My Log, My Goals

Here is the deal, ive havent worked out for over a year and a half. I just started again 6 weeks ago, and i must say im back to loving going to the gym.
Since getting back into lifting, ive been log onto this site for hours at a time just soaking everything in, and i have decided to make a log of my progress on here as motivation to keep pushing.

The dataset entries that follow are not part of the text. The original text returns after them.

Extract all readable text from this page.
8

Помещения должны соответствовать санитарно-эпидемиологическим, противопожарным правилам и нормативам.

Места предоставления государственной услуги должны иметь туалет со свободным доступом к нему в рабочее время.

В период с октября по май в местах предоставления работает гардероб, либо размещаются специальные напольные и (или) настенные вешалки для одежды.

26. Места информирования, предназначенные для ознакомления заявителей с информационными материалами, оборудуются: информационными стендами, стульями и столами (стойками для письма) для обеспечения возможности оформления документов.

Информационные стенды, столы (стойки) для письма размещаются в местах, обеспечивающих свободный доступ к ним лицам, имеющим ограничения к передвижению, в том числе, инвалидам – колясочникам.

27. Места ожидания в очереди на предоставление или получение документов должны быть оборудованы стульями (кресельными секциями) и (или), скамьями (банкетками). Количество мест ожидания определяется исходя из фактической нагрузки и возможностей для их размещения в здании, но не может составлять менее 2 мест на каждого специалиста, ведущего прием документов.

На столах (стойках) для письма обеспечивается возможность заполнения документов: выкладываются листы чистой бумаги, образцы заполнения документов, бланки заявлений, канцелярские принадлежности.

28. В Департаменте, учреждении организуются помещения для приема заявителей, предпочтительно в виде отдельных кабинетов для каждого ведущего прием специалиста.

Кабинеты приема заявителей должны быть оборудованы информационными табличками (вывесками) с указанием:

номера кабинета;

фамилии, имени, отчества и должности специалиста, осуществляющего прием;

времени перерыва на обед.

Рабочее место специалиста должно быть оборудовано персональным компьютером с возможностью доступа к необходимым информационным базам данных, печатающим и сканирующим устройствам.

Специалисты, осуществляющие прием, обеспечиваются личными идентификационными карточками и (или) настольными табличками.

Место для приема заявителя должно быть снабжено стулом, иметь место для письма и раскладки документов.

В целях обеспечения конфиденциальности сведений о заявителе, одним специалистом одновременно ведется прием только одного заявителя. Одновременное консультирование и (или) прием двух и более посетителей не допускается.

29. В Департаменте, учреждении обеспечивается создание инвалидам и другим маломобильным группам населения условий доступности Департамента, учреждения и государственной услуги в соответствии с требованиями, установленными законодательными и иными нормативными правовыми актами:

My main goals for the end of Feb 07 are

 - Bench Press 405 for 5 reps   
 - Squat 675 for 5 reps 
 - Deadlift 675 for 3 reps 
 - Military Press 315 for 5 reps
 - Weight 265-285

Now here is were im at now for all of the above

 - Bench 315 for 3 reps
 - Squat 495 for 5 reps
 - Dead 495 for 3 reps 
 - Military Press 185 for 3 reps
 - Weight 390

Now i know these are some high goals, but lile i said, ive missed over a yr of lifting, and before i stopped i was squating 595 for reps of 6, deadlifting 595 for 2 reps, Military pressing 225 for 5 reps and benching 365 for 1 rep. So im counting on regaining alot of that over the next couple months, if not sooner at the pace im at right now.

Also i know my bench goal isnt as high as the rest, but its because over the years ive been a slow gainer in bench, but a fast gainer in deads, squat. So ill be happy to break the 4 plate mark on bench.

For a program im using a 4 day a week work out of

- Mon Heavy Back, traps, Light legs
- Tues Heavy Tri's Chest
- Thurs Heavy Legs, Back, 
- Fri Heavy Shoulders, chest, tri's

Basically its Deads mon, Bench Tues, Squat thurs, Military Fri

For cardio im going to fill it on my off days.

For diet, im eating lean meats, fish, with alot of green veggies. With fruit, and light carbs, no junk.

Also drinking a min of a gallon a day in water.

Ill be updating my progress on this thread at the end of each month with my current weights for everything. Also im using reps with wieghts, because i lift alone, and maxing out isnt something ive done since ive started again, and i dont think i will max out for awhile either, i just dont need to right now, i shooting to just loose weight, get stronger and add muscle.

[quote]xvayne wrote:
My main goals for the end of Feb 07 are

 - Bench Press 405 for 5 reps   
 - Squat 675 for 5 reps 
 - Deadlift 675 for 3 reps 
 - Military Press 315 for 5 reps
 - Weight 265-285

Now here is were im at now for all of the above

 - Bench 315 for 3 reps
 - Squat 495 for 5 reps
 - Dead 495 for 3 reps 
 - Military Press 185 for 3 reps
 - Weight 390[/quote]

So let me do a quick recap…you want to drop over 100 pounds of bodyweight while simultaneously adding 90 to your bench, 180 to your squat, 180 to your deadlift, and 130 to your military press? All in 6 months?

Brother man, if you achieve all of these goals, I’ll eat my keyboard and never post here again. I don’t know, man. That sounds like a lot to shoot for. I’d rather see you prioritize one particular goal, either hitting the strength marks or hitting the bodyweight, and go at that one hardcore, rather than being distracted about losing fat, retaining muscle and strength, and still stress about making progress in your numbers.

If you can do it, more power to 'ya. But I think it would be more effective taking it one smaller goal at a time, even though any of those don’t really qualify as “smaller” goals.

I do really like the 4-day set-up, each day focusing on a different lift. I’ve had some clients do very well on programs framed like that. The key is to avoid overtraining any particular muscle group, which is best done by being selective in the exercises you use. What do your workouts look like, exercise/set/rep-wise? And what are you doing for cardio? It almost sounds like you’re treating cardio work as an afterthought.